A Ferrara sono crollate le attività commerciali al dettaglio, fenomeno particolarmente accentuato nel centro storico. Stessa dinamica per i bar. I ristoranti, invece, dilagano, trasformando ormai il nostro Paese in una immensa pizzeria. In dodici anni, ha calcolato uno studio della Confcommercio nazionale, sono scomparsi in città 263 negozi. Un’enormità.
Nello specifico, il commercio al dettaglio è passato da 1.233 a 970 esercizi aperti, quindi 263 saracinesche si sono abbassate per sempre e non sono state rimpiazzate da nuove aperture. Anche dalle nostre parti si è in presenza della desertificazione che spinge i commercianti a chiedere interventi urgenti in favore dei negozi di vicinato.

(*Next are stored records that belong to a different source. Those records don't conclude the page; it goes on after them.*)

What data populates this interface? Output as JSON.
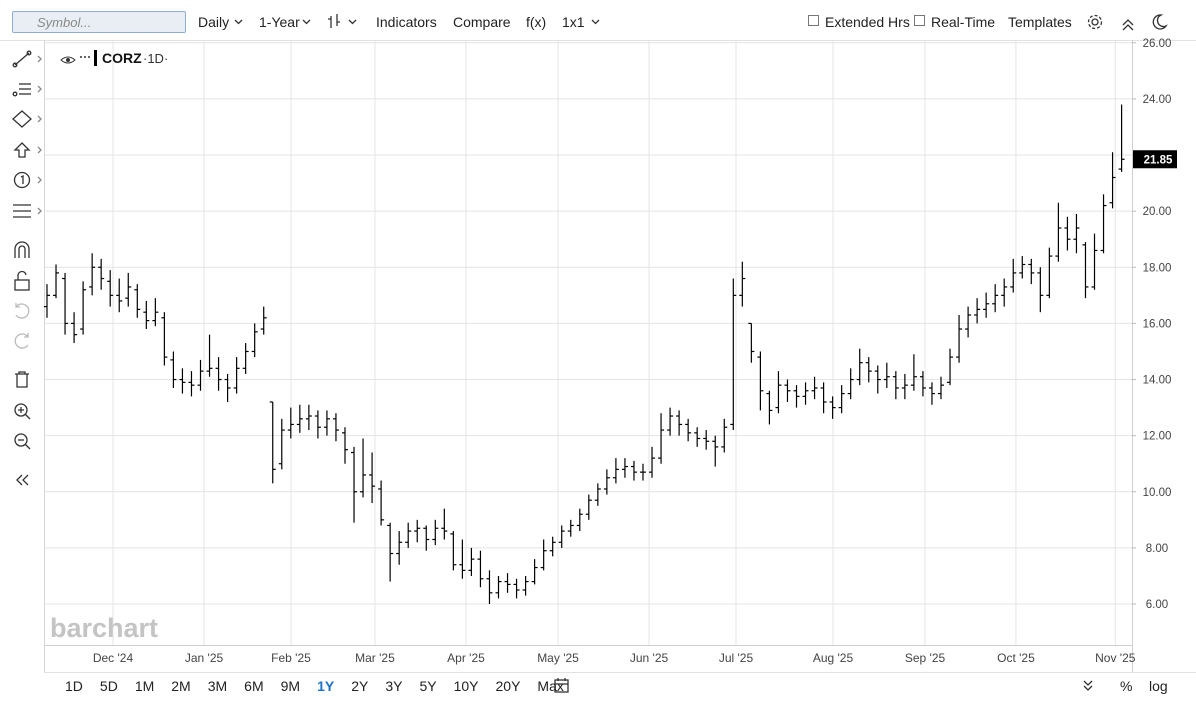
{
  "toolbar": {
    "search_placeholder": "Symbol...",
    "interval": "Daily",
    "period": "1-Year",
    "indicators": "Indicators",
    "compare": "Compare",
    "fx": "f(x)",
    "layout": "1x1",
    "extended_hours": "Extended Hrs",
    "real_time": "Real-Time",
    "templates": "Templates"
  },
  "range_bar": {
    "ranges": [
      "1D",
      "5D",
      "1M",
      "2M",
      "3M",
      "6M",
      "9M",
      "1Y",
      "2Y",
      "3Y",
      "5Y",
      "10Y",
      "20Y",
      "Max"
    ],
    "active": "1Y",
    "percent": "%",
    "log": "log"
  },
  "chart_data": {
    "type": "ohlc",
    "legend": {
      "symbol": "CORZ",
      "interval": "·1D·"
    },
    "watermark": "barchart",
    "color": "#000000",
    "grid": true,
    "last_value": 21.85,
    "xlim": [
      -0.22,
      119.93
    ],
    "xticks": [
      {
        "value": 7.31,
        "label": "Dec '24"
      },
      {
        "value": 17.39,
        "label": "Jan '25"
      },
      {
        "value": 27.02,
        "label": "Feb '25"
      },
      {
        "value": 36.32,
        "label": "Mar '25"
      },
      {
        "value": 46.4,
        "label": "Apr '25"
      },
      {
        "value": 56.59,
        "label": "May '25"
      },
      {
        "value": 66.67,
        "label": "Jun '25"
      },
      {
        "value": 76.3,
        "label": "Jul '25"
      },
      {
        "value": 87.04,
        "label": "Aug '25"
      },
      {
        "value": 97.23,
        "label": "Sep '25"
      },
      {
        "value": 107.3,
        "label": "Oct '25"
      },
      {
        "value": 118.3,
        "label": "Nov '25"
      }
    ],
    "ylim": [
      4.54,
      26.1
    ],
    "yticks": [
      {
        "value": 6,
        "label": "6.00"
      },
      {
        "value": 8,
        "label": "8.00"
      },
      {
        "value": 10,
        "label": "10.00"
      },
      {
        "value": 12,
        "label": "12.00"
      },
      {
        "value": 14,
        "label": "14.00"
      },
      {
        "value": 16,
        "label": "16.00"
      },
      {
        "value": 18,
        "label": "18.00"
      },
      {
        "value": 20,
        "label": "20.00"
      },
      {
        "value": 22,
        "label": "22.00"
      },
      {
        "value": 24,
        "label": "24.00"
      },
      {
        "value": 26,
        "label": "26.00"
      }
    ],
    "ohlc": [
      [
        16.6,
        17.4,
        16.2,
        17
      ],
      [
        17,
        18.1,
        16.9,
        17.8
      ],
      [
        17.6,
        17.8,
        15.6,
        16
      ],
      [
        16,
        16.4,
        15.3,
        15.6
      ],
      [
        15.8,
        17.5,
        15.6,
        17.2
      ],
      [
        17.3,
        18.5,
        17,
        18
      ],
      [
        18,
        18.3,
        17.2,
        17.6
      ],
      [
        17.5,
        17.9,
        16.6,
        17
      ],
      [
        17,
        17.6,
        16.4,
        16.8
      ],
      [
        16.9,
        17.8,
        16.6,
        17.3
      ],
      [
        17.2,
        17.4,
        16.2,
        16.5
      ],
      [
        16.4,
        16.8,
        15.8,
        16.1
      ],
      [
        16.1,
        16.9,
        15.9,
        16.4
      ],
      [
        16.2,
        16.4,
        14.5,
        14.8
      ],
      [
        14.7,
        15,
        13.7,
        14
      ],
      [
        14,
        14.4,
        13.5,
        13.9
      ],
      [
        13.9,
        14.3,
        13.4,
        13.8
      ],
      [
        13.8,
        14.7,
        13.6,
        14.3
      ],
      [
        14.3,
        15.6,
        14.1,
        14.4
      ],
      [
        14.4,
        14.8,
        13.6,
        14
      ],
      [
        14,
        14.2,
        13.2,
        13.7
      ],
      [
        13.7,
        14.8,
        13.5,
        14.4
      ],
      [
        14.4,
        15.3,
        14.2,
        15
      ],
      [
        15,
        16,
        14.8,
        15.7
      ],
      [
        15.8,
        16.6,
        15.6,
        16.2
      ],
      [
        13.2,
        13.2,
        10.3,
        10.8
      ],
      [
        11,
        12.6,
        10.8,
        12.2
      ],
      [
        12.2,
        13,
        11.9,
        12.4
      ],
      [
        12.4,
        13.1,
        12.1,
        12.6
      ],
      [
        12.6,
        13.1,
        12.2,
        12.7
      ],
      [
        12.7,
        12.9,
        11.9,
        12.3
      ],
      [
        12.3,
        12.9,
        12,
        12.6
      ],
      [
        12.6,
        12.8,
        11.8,
        12.2
      ],
      [
        12.1,
        12.3,
        11,
        11.5
      ],
      [
        11.4,
        11.6,
        8.9,
        10
      ],
      [
        10,
        11.9,
        9.8,
        10.6
      ],
      [
        10.6,
        11.4,
        9.6,
        10.2
      ],
      [
        10.1,
        10.4,
        8.8,
        9
      ],
      [
        8.8,
        8.9,
        6.8,
        7.8
      ],
      [
        7.8,
        8.6,
        7.4,
        8.2
      ],
      [
        8.2,
        8.9,
        8,
        8.6
      ],
      [
        8.6,
        9,
        8.2,
        8.7
      ],
      [
        8.7,
        8.8,
        7.9,
        8.3
      ],
      [
        8.3,
        9,
        8.1,
        8.7
      ],
      [
        8.7,
        9.4,
        8.3,
        8.6
      ],
      [
        8.5,
        8.6,
        7.2,
        7.4
      ],
      [
        7.4,
        8.3,
        6.9,
        7.2
      ],
      [
        7.2,
        8,
        7,
        7.6
      ],
      [
        7.6,
        7.9,
        6.6,
        6.9
      ],
      [
        6.9,
        7.2,
        6,
        6.4
      ],
      [
        6.4,
        7,
        6.2,
        6.8
      ],
      [
        6.8,
        7.1,
        6.4,
        6.7
      ],
      [
        6.7,
        6.9,
        6.2,
        6.5
      ],
      [
        6.5,
        7,
        6.3,
        6.8
      ],
      [
        6.8,
        7.6,
        6.7,
        7.3
      ],
      [
        7.3,
        8.3,
        7.2,
        7.9
      ],
      [
        7.9,
        8.4,
        7.7,
        8.2
      ],
      [
        8.2,
        8.8,
        8,
        8.6
      ],
      [
        8.6,
        9,
        8.4,
        8.8
      ],
      [
        8.8,
        9.4,
        8.6,
        9.2
      ],
      [
        9.2,
        9.9,
        9,
        9.7
      ],
      [
        9.7,
        10.3,
        9.5,
        10.1
      ],
      [
        10.1,
        10.8,
        9.9,
        10.5
      ],
      [
        10.5,
        11.2,
        10.3,
        10.8
      ],
      [
        10.8,
        11.2,
        10.5,
        10.9
      ],
      [
        10.9,
        11.1,
        10.4,
        10.7
      ],
      [
        10.7,
        11,
        10.4,
        10.7
      ],
      [
        10.7,
        11.6,
        10.5,
        11.2
      ],
      [
        11.2,
        12.8,
        11,
        12.2
      ],
      [
        12.2,
        13,
        12,
        12.7
      ],
      [
        12.7,
        12.9,
        12,
        12.4
      ],
      [
        12.4,
        12.6,
        11.8,
        12.1
      ],
      [
        12.1,
        12.3,
        11.6,
        11.9
      ],
      [
        11.9,
        12.2,
        11.5,
        11.8
      ],
      [
        11.8,
        12,
        10.9,
        11.6
      ],
      [
        11.6,
        12.6,
        11.4,
        12.3
      ],
      [
        12.4,
        17.6,
        12.2,
        17
      ],
      [
        17,
        18.2,
        16.6,
        17.6
      ],
      [
        16,
        16,
        14.6,
        15
      ],
      [
        14.8,
        15,
        12.9,
        13.6
      ],
      [
        13.5,
        13.6,
        12.4,
        12.9
      ],
      [
        13,
        14.3,
        12.8,
        13.8
      ],
      [
        13.8,
        14,
        13.2,
        13.6
      ],
      [
        13.6,
        13.8,
        13,
        13.4
      ],
      [
        13.4,
        13.9,
        13.1,
        13.6
      ],
      [
        13.6,
        14.1,
        13.3,
        13.7
      ],
      [
        13.7,
        13.9,
        12.8,
        13.2
      ],
      [
        13.2,
        13.4,
        12.6,
        13
      ],
      [
        13,
        13.8,
        12.8,
        13.5
      ],
      [
        13.5,
        14.4,
        13.3,
        14
      ],
      [
        14,
        15.1,
        13.8,
        14.6
      ],
      [
        14.6,
        14.8,
        13.9,
        14.3
      ],
      [
        14.3,
        14.5,
        13.5,
        14
      ],
      [
        14,
        14.6,
        13.7,
        14.1
      ],
      [
        14.1,
        14.3,
        13.3,
        13.7
      ],
      [
        13.7,
        14.2,
        13.3,
        13.8
      ],
      [
        13.8,
        14.9,
        13.6,
        14.1
      ],
      [
        14.1,
        14.3,
        13.4,
        13.7
      ],
      [
        13.7,
        13.9,
        13.1,
        13.5
      ],
      [
        13.5,
        14.1,
        13.3,
        13.8
      ],
      [
        13.9,
        15.1,
        13.8,
        14.8
      ],
      [
        14.8,
        16.3,
        14.6,
        15.8
      ],
      [
        15.8,
        16.6,
        15.5,
        16.3
      ],
      [
        16.3,
        16.9,
        16,
        16.5
      ],
      [
        16.5,
        17.1,
        16.2,
        16.7
      ],
      [
        16.7,
        17.4,
        16.4,
        17
      ],
      [
        17,
        17.6,
        16.6,
        17.3
      ],
      [
        17.3,
        18.3,
        17.1,
        17.8
      ],
      [
        17.8,
        18.4,
        17.6,
        18.1
      ],
      [
        18.1,
        18.3,
        17.4,
        17.8
      ],
      [
        17.8,
        18,
        16.4,
        17
      ],
      [
        17,
        18.7,
        16.9,
        18.4
      ],
      [
        18.4,
        20.3,
        18.2,
        19.4
      ],
      [
        19.4,
        19.8,
        18.6,
        19
      ],
      [
        19,
        19.9,
        18.5,
        19.4
      ],
      [
        18.8,
        18.9,
        16.9,
        17.3
      ],
      [
        17.3,
        19.2,
        17.2,
        18.6
      ],
      [
        18.6,
        20.6,
        18.5,
        20.2
      ],
      [
        20.3,
        22.1,
        20.1,
        21.2
      ],
      [
        21.5,
        23.8,
        21.4,
        21.85
      ]
    ]
  }
}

Una prima valutazione dello studio (la desertificazione riguarda quasi tutte le città, e Ferrara non è tra le peggiori) arriva dal presidente nazionale della Confcommercio, Carlo Sangalli, il quale, al pari di tanti iscritti alla sua confederazione, non sembra essersi accorto della rivoluzione del commercio, che ha riempito le città di supermercati e che assiste quasi impotente al dilagare dei corrieri di Amazon. E che dire delle politiche pubbliche? Che cosa si fa per una gestione moderna e innovativa degli spazi e degli orari della città? Che cosa viene fatto per i quartieri? e che dire della vita di relazione e di comunità quasi inesistente? Il commercio, da che mondo è mondo, si sviluppa dove c’è vita sociale e di relazione, dove, per dirla terra-terra, c’è “movimento”. Si converrà che la tristezza di alcune periferie non è certo un buon viatico all’investimento.

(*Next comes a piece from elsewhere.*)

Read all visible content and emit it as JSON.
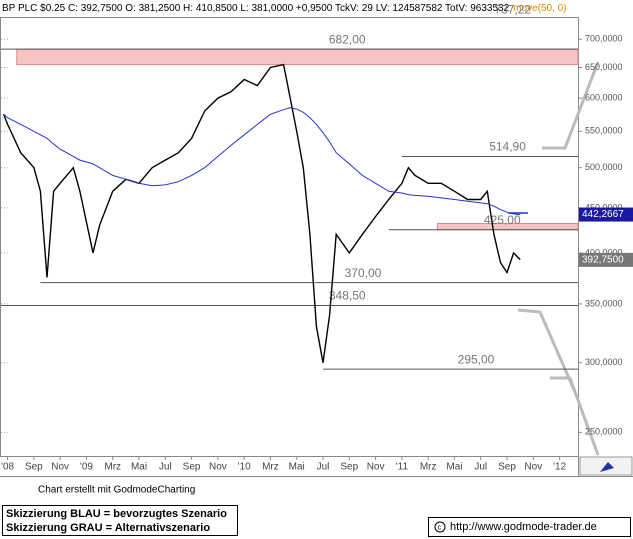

Sangalli cita 5 strategie per superare la crisi, contemplate nel progetto Cities. «La desertificazione commerciale – afferma il numero uno di Confcommercio – minaccia vivibilità, sicurezza e coesione sociale delle nostre città. Occorre sostenere le attività di vicinato e il nostro progetto Cities punta a riqualificare le economie urbane con il contributo di istituzioni e imprese. Senza commercio di vicinato non c’è comunità».

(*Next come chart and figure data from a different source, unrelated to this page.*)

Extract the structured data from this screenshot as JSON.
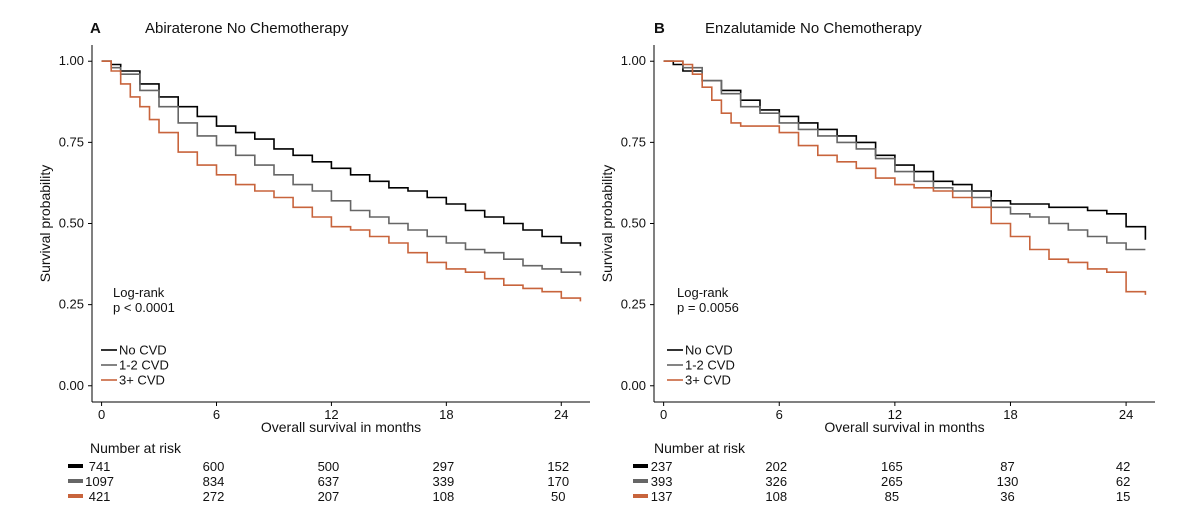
{
  "colors": {
    "no_cvd": "#000000",
    "cvd_1_2": "#666666",
    "cvd_3plus": "#c8643c"
  },
  "chart_data": [
    {
      "type": "line",
      "step": true,
      "panel_letter": "A",
      "title": "Abiraterone No Chemotherapy",
      "xlabel": "Overall survival in months",
      "ylabel": "Survival probability",
      "xlim": [
        -0.5,
        25.5
      ],
      "ylim": [
        -0.05,
        1.05
      ],
      "xticks": [
        0,
        6,
        12,
        18,
        24
      ],
      "yticks": [
        0.0,
        0.25,
        0.5,
        0.75,
        1.0
      ],
      "ytick_labels": [
        "0.00",
        "0.25",
        "0.50",
        "0.75",
        "1.00"
      ],
      "grid": false,
      "annotation": {
        "line1": "Log-rank",
        "line2": "p < 0.0001"
      },
      "legend_position": "bottom-left",
      "series": [
        {
          "name": "No CVD",
          "color": "#000000",
          "x": [
            0,
            0.5,
            1,
            2,
            3,
            4,
            5,
            6,
            7,
            8,
            9,
            10,
            11,
            12,
            13,
            14,
            15,
            16,
            17,
            18,
            19,
            20,
            21,
            22,
            23,
            24,
            25
          ],
          "y": [
            1.0,
            0.99,
            0.97,
            0.93,
            0.89,
            0.86,
            0.83,
            0.8,
            0.78,
            0.76,
            0.73,
            0.71,
            0.69,
            0.67,
            0.65,
            0.63,
            0.61,
            0.6,
            0.58,
            0.56,
            0.54,
            0.52,
            0.5,
            0.48,
            0.46,
            0.44,
            0.43
          ]
        },
        {
          "name": "1-2 CVD",
          "color": "#666666",
          "x": [
            0,
            0.5,
            1,
            2,
            3,
            4,
            5,
            6,
            7,
            8,
            9,
            10,
            11,
            12,
            13,
            14,
            15,
            16,
            17,
            18,
            19,
            20,
            21,
            22,
            23,
            24,
            25
          ],
          "y": [
            1.0,
            0.98,
            0.96,
            0.91,
            0.86,
            0.81,
            0.77,
            0.74,
            0.71,
            0.68,
            0.65,
            0.62,
            0.6,
            0.57,
            0.54,
            0.52,
            0.5,
            0.48,
            0.46,
            0.44,
            0.42,
            0.41,
            0.39,
            0.37,
            0.36,
            0.35,
            0.34
          ]
        },
        {
          "name": "3+ CVD",
          "color": "#c8643c",
          "x": [
            0,
            0.5,
            1,
            1.5,
            2,
            2.5,
            3,
            4,
            5,
            6,
            7,
            8,
            9,
            10,
            11,
            12,
            13,
            14,
            15,
            16,
            17,
            18,
            19,
            20,
            21,
            22,
            23,
            24,
            25
          ],
          "y": [
            1.0,
            0.97,
            0.93,
            0.89,
            0.86,
            0.82,
            0.78,
            0.72,
            0.68,
            0.65,
            0.62,
            0.6,
            0.58,
            0.55,
            0.52,
            0.49,
            0.48,
            0.46,
            0.44,
            0.41,
            0.38,
            0.36,
            0.35,
            0.33,
            0.31,
            0.3,
            0.29,
            0.27,
            0.26
          ]
        }
      ]
    },
    {
      "type": "line",
      "step": true,
      "panel_letter": "B",
      "title": "Enzalutamide No Chemotherapy",
      "xlabel": "Overall survival in months",
      "ylabel": "Survival probability",
      "xlim": [
        -0.5,
        25.5
      ],
      "ylim": [
        -0.05,
        1.05
      ],
      "xticks": [
        0,
        6,
        12,
        18,
        24
      ],
      "yticks": [
        0.0,
        0.25,
        0.5,
        0.75,
        1.0
      ],
      "ytick_labels": [
        "0.00",
        "0.25",
        "0.50",
        "0.75",
        "1.00"
      ],
      "grid": false,
      "annotation": {
        "line1": "Log-rank",
        "line2": "p = 0.0056"
      },
      "legend_position": "bottom-left",
      "series": [
        {
          "name": "No CVD",
          "color": "#000000",
          "x": [
            0,
            0.5,
            1,
            2,
            3,
            4,
            5,
            6,
            7,
            8,
            9,
            10,
            11,
            12,
            13,
            14,
            15,
            16,
            17,
            18,
            19,
            20,
            21,
            22,
            23,
            24,
            25
          ],
          "y": [
            1.0,
            0.99,
            0.97,
            0.94,
            0.91,
            0.88,
            0.85,
            0.83,
            0.81,
            0.79,
            0.77,
            0.75,
            0.71,
            0.68,
            0.66,
            0.63,
            0.62,
            0.6,
            0.57,
            0.56,
            0.56,
            0.55,
            0.55,
            0.54,
            0.53,
            0.49,
            0.45
          ]
        },
        {
          "name": "1-2 CVD",
          "color": "#666666",
          "x": [
            0,
            0.5,
            1,
            2,
            3,
            4,
            5,
            6,
            7,
            8,
            9,
            10,
            11,
            12,
            13,
            14,
            15,
            16,
            17,
            18,
            19,
            20,
            21,
            22,
            23,
            24,
            25
          ],
          "y": [
            1.0,
            1.0,
            0.98,
            0.94,
            0.9,
            0.86,
            0.84,
            0.81,
            0.79,
            0.77,
            0.75,
            0.73,
            0.7,
            0.66,
            0.63,
            0.61,
            0.6,
            0.58,
            0.55,
            0.53,
            0.52,
            0.5,
            0.48,
            0.46,
            0.44,
            0.42,
            0.42
          ]
        },
        {
          "name": "3+ CVD",
          "color": "#c8643c",
          "x": [
            0,
            0.5,
            1,
            1.5,
            2,
            2.5,
            3,
            3.5,
            4,
            5,
            6,
            7,
            8,
            9,
            10,
            11,
            12,
            13,
            14,
            15,
            16,
            17,
            18,
            19,
            20,
            21,
            22,
            23,
            24,
            25
          ],
          "y": [
            1.0,
            1.0,
            0.99,
            0.96,
            0.92,
            0.88,
            0.84,
            0.81,
            0.8,
            0.8,
            0.78,
            0.74,
            0.71,
            0.69,
            0.67,
            0.64,
            0.62,
            0.61,
            0.6,
            0.58,
            0.55,
            0.5,
            0.46,
            0.42,
            0.39,
            0.38,
            0.36,
            0.35,
            0.29,
            0.28
          ]
        }
      ]
    }
  ],
  "risk_tables": [
    {
      "title": "Number at risk",
      "rows": [
        {
          "name": "No CVD",
          "color": "#000000",
          "values": [
            "741",
            "600",
            "500",
            "297",
            "152"
          ]
        },
        {
          "name": "1-2 CVD",
          "color": "#666666",
          "values": [
            "1097",
            "834",
            "637",
            "339",
            "170"
          ]
        },
        {
          "name": "3+ CVD",
          "color": "#c8643c",
          "values": [
            "421",
            "272",
            "207",
            "108",
            "50"
          ]
        }
      ]
    },
    {
      "title": "Number at risk",
      "rows": [
        {
          "name": "No CVD",
          "color": "#000000",
          "values": [
            "237",
            "202",
            "165",
            "87",
            "42"
          ]
        },
        {
          "name": "1-2 CVD",
          "color": "#666666",
          "values": [
            "393",
            "326",
            "265",
            "130",
            "62"
          ]
        },
        {
          "name": "3+ CVD",
          "color": "#c8643c",
          "values": [
            "137",
            "108",
            "85",
            "36",
            "15"
          ]
        }
      ]
    }
  ]
}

Cities è articolato in cinque capitoli: rigenerazione dello spazio pubblico e dei quartieri (siamo chiari, è compito delle amministrazioni); mobilità e logistica sostenibili per la città della prossimità (non andrebbero per caso rivisti gli orari e i collegamenti della città?); patti locali per la riapertura dei negozi sfitti (un sogno che si infrange contro l’avidità dei proprietari degli immobili, si chiama rendita che nessuno in Italia pensa di arginare e contrastare, altro che economia dinamica); gestione partecipata e collettiva delle città (roba per comunisti insorgerebbero i finto-liberali spuntati come funghi negli ultimi decenni); e politiche per il commercio locale più efficaci grazie all’uso di tecnologie digitali (e che vuol dire?).
C’è un’ultima annotazione da fare: con l’introduzione dei dazi e la conseguente guerra commerciale aumenterà l’ inflazione e si abbasserà il potere d’acquisto di salari e stipendi. E oltre ai cittadini chi ne pagherà la conseguenze se non il commercio?